« Voilà » et autres tics de langage

Une équipe de chercheurs internationaux pilotée depuis Poitiers a publié une étude complète sur la polysémie du mot « voilà » qu’on utilise à toutes les sauces. Une façon de mieux comprendre comment se développent les tics de langage.

Romain Mudrak

Le7.info

Le sujet pourrait paraître anodin. Certains mots font tellement partie de notre vocabulaire qu’ils finissent pas « disparaître ». On les répète chaque jour sans s’en rendre compte avec des amis, en famille ou en public, en début de phrase, au milieu ou en guise de ponctuation. Le meilleur exemple ? « Voilà ». Des chercheurs du laboratoire poitevin FoReLLIS (Formes et représentations en linguistique, littérature et dans les arts de l’image et de la scène, environ 90 personnes) ont piloté une étude internationale très sérieuse sur les fonctions de cet adverbe qu’on emploie à tort et à travers. A l’origine de ces travaux, Gilles Col. Forcément aux aguets sur tous les tics de langage, le professeur de linguistique cognitive a été surpris de constater à quelle fréquence ses collègues utilisaient « voilà » au cours de leurs réunions communes. Et le constat a très vite été partagé en dehors de la fac !


Le stress multiplie 
les « voilà »

« Etymologiquement, ce mot vient de vois, l’impératif de voir, et de là, explique l’expert. Mais aujourd’hui, il est utilisé pour structurer la navigation dans le dialogue, comme une balise. « Voilà » sert à ancrer des éléments d’information afin de passer à une autre chose. » Avec une doctorante, Charlotte Danino, le responsable de l’équipe « Discours et Cognition » a élaboré une vraie méthode scientifique. Ensemble, ils se sont basés sur des extraits d’émissions télévisées comme TéléMatin, des articles de journaux, des classiques de la littérature, un corpus de textes tirés de la base de données Frantext. Ils se sont aussi appuyés sur des mises en situation comme une partie de Tangram, durant laquelle un joueur devait faire deviner sa figure à un autre dans un temps donné. « On s’est ainsi aperçu qu’en pressant les individus à travers un compte à rebours, le nombre de 
« voilà » augmentait avec le stress », raconte Gilles Col.

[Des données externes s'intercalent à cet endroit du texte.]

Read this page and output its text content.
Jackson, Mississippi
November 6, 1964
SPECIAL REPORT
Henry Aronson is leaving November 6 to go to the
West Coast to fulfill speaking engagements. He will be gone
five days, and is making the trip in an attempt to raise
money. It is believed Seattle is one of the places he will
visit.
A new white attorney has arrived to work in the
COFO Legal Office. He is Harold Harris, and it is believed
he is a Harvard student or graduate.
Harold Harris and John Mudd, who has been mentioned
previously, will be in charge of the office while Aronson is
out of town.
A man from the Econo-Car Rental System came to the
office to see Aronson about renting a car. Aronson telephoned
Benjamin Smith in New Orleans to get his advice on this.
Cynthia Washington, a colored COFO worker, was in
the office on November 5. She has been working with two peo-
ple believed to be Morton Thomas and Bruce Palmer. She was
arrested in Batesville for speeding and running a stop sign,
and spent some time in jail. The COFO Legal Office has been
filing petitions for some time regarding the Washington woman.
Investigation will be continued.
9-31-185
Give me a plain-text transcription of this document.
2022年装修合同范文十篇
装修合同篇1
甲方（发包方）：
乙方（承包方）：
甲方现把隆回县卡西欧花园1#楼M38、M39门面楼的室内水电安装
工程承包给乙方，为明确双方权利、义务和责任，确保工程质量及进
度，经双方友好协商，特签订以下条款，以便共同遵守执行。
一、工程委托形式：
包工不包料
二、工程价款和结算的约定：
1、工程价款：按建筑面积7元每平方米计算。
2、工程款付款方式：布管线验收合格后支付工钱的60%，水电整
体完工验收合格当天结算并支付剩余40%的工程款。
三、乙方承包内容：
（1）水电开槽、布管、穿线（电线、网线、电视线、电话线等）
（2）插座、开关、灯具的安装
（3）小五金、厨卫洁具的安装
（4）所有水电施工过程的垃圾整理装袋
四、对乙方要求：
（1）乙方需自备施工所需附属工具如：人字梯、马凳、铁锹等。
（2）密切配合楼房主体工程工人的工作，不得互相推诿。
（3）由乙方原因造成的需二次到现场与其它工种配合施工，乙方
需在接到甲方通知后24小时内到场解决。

Mieux vaut donc prévoir des notes quand on parle en public !


Mimétisme

Hochement de tête, regard détourné, la gestuelle qui accompagne le « voilà » démontre que ce mot est là pour structurer le discours et appuyer un argument. Il a son équivalent en espagnol avec « vale », tandis que les Québécois lui préfèrent « c’est ça ». Nos Poitevins ont mobilisé des linguistes de plusieurs pays pour qu’ils apportent leur pierre à l’édifice. L’usage du « voilà » ne faiblit pas au fil des années, contrairement à d’autres qui répondent davantage à des phénomènes de mode. « « C’est clair », « Y a pas de souci », « juste », « grave », « carrément » sont des tics de langage. Difficile de savoir comment ils apparaissent mais ils se propagent beaucoup par mimétisme au sein d’une même génération. » Sans parler du célèbre « ok » utilisé à l’oral dans une quantité astronomique de langues. On a même vu apparaître le verbe « okayer » ! Gilles Col vient de publier un article sur le sujet dans la revue Lexique, à retrouver gratuitement en ligne. Voilà...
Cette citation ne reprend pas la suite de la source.